"I think this was my best one ever..."
- Whistler local Max Horner, 16
It's 6 a.m. and already we're standing in line. As usual, the full crew is in attendance - you know, Vinny and Peppy and Swilly and Farg and Double and Rude Boy - a token gang of middle-century guys (and one gal) stuck in a swirling, seething, celebrating sea of twentysomethings. Talk about a foreign environment. My silver moustache and beard almost look like a leftover prop from Halloween. At least, that's the way I read the curious glances surreptitiously cast our way. "What are these old guys doing here?" I can see the kids asking each other. "And why are they smiling so much?"
I can't help but laugh. The smiles are earned, I wanna tell them. Some serious downhill miles have been logged by this crew, I wanna say; some impressive Opening Day streaks too. Three decades worth for most of the gang, over four for the rest of us. And my own smile stretches even further. For all their present fervour, the young kids here are babes in the woods when it comes to celebrating this most honoured of Snoweater high holidays.
Don't get me wrong. It's great to share this moment with the youngsters. Wouldn't have it any other way. I mean, for anyone who is serious about playing in the snow in wintertime, Opening Day is like a sacred ritual. Nothing else even comes close. Whether good weather or bad, total coverage or bare minimum, that first run of the season when you point your feet down the hill and start to glide on that crazy carpet of white is the moment you fall in love with snowsliding all over again. Know what I mean?
And it has its unique challenges too. Whether jumping water bars at mach speed or grinding blowdowns on less-than-covered forest runs, laying down first tracks on a classic line and discovering hidden reefs or tasting early powder in an ass-over-tea-kettle fall - the first day of the ski season is fraught with potential misadventures. Which makes it even more compelling...
It's still quite dark when we arrive in the village. At least two more hours of waiting before the lift starts doing its thing. The mood in the lineup is totally positive though.
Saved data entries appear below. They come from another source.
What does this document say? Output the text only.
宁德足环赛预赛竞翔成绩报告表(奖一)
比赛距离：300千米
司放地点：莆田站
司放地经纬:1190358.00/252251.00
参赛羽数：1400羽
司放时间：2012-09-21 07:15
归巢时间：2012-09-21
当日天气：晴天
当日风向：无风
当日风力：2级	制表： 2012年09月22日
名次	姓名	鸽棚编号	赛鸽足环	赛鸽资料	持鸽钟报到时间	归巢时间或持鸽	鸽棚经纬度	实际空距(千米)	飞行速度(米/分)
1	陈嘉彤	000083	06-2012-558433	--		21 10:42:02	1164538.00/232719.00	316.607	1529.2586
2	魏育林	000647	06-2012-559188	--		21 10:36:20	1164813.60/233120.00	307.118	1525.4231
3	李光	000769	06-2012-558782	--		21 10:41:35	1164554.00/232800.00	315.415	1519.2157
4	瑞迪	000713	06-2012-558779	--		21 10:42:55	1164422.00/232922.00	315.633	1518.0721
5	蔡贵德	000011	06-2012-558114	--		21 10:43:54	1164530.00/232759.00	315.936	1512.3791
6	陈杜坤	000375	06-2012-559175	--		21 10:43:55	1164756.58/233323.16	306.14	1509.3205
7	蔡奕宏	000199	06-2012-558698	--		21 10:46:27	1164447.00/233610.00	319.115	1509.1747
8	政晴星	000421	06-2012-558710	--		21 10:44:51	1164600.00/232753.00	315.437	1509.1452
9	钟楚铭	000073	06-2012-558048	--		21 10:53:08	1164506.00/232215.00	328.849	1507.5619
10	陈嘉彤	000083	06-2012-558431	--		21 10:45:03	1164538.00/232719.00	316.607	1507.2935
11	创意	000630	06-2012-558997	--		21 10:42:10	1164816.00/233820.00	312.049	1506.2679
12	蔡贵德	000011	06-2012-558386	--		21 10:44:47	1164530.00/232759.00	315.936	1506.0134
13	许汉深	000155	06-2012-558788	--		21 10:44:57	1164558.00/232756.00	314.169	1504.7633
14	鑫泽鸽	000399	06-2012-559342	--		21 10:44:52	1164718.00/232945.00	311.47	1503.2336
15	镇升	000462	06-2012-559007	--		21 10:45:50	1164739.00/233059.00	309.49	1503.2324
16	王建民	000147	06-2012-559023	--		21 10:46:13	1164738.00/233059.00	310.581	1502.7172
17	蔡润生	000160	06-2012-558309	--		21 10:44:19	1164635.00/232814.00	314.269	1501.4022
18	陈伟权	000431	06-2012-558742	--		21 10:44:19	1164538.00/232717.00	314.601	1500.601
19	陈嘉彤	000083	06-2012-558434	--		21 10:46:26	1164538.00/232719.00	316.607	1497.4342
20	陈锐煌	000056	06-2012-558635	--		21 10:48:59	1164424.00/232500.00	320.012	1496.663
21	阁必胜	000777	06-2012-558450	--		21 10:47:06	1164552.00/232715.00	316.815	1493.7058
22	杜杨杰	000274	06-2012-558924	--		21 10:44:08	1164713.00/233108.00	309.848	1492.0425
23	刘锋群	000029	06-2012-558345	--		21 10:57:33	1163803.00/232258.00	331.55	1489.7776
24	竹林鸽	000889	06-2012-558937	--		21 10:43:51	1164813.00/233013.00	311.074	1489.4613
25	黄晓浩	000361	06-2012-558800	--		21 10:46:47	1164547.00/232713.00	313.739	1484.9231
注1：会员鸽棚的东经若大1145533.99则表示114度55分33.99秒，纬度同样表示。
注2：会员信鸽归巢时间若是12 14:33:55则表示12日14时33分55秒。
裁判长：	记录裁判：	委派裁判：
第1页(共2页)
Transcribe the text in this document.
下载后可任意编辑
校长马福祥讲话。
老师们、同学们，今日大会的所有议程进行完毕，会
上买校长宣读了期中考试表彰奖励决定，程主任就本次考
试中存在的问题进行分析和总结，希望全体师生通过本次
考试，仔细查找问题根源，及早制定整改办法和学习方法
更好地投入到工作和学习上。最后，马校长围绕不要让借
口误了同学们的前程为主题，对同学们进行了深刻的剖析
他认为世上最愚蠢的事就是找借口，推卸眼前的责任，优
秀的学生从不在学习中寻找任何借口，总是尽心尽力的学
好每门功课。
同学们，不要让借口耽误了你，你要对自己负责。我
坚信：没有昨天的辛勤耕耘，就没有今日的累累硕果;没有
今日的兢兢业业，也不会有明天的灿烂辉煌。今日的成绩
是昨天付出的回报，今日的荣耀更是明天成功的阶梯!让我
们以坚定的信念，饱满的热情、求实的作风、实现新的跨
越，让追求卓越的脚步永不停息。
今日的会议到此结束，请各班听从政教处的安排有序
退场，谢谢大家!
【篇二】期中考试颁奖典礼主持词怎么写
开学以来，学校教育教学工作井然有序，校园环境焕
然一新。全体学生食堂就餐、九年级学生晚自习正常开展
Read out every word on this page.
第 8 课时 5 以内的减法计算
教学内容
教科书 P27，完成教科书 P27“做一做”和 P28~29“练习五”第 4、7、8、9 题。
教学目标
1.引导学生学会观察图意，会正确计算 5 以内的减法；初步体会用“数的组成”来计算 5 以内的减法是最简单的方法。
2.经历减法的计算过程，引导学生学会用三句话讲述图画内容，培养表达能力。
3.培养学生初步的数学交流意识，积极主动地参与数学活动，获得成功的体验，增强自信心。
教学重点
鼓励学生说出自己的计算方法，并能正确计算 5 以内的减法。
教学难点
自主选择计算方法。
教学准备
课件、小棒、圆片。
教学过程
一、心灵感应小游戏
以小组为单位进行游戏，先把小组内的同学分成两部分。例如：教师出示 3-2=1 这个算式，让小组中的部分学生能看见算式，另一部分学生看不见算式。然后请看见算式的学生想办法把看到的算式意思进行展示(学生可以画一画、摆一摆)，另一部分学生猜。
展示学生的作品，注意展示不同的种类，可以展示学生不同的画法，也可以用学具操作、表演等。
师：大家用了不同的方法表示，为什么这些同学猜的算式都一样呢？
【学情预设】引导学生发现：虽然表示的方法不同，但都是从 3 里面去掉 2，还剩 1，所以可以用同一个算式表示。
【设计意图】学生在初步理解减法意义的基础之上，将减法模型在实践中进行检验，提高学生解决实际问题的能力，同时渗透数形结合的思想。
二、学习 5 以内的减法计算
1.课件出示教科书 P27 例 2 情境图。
The kid behind me, a former ski racer from Huntsville, Ontario, is so amped about the day that he's nearly choking on his own adrenaline. But he's doing a commendable job given his story. "I blew both my knees out just before coming out here last season," he explains. "So I've been waiting a long time for my first Whistler run. Do you think it will be good today?" I pat him on the shoulder reassuringly. It's always good, I say.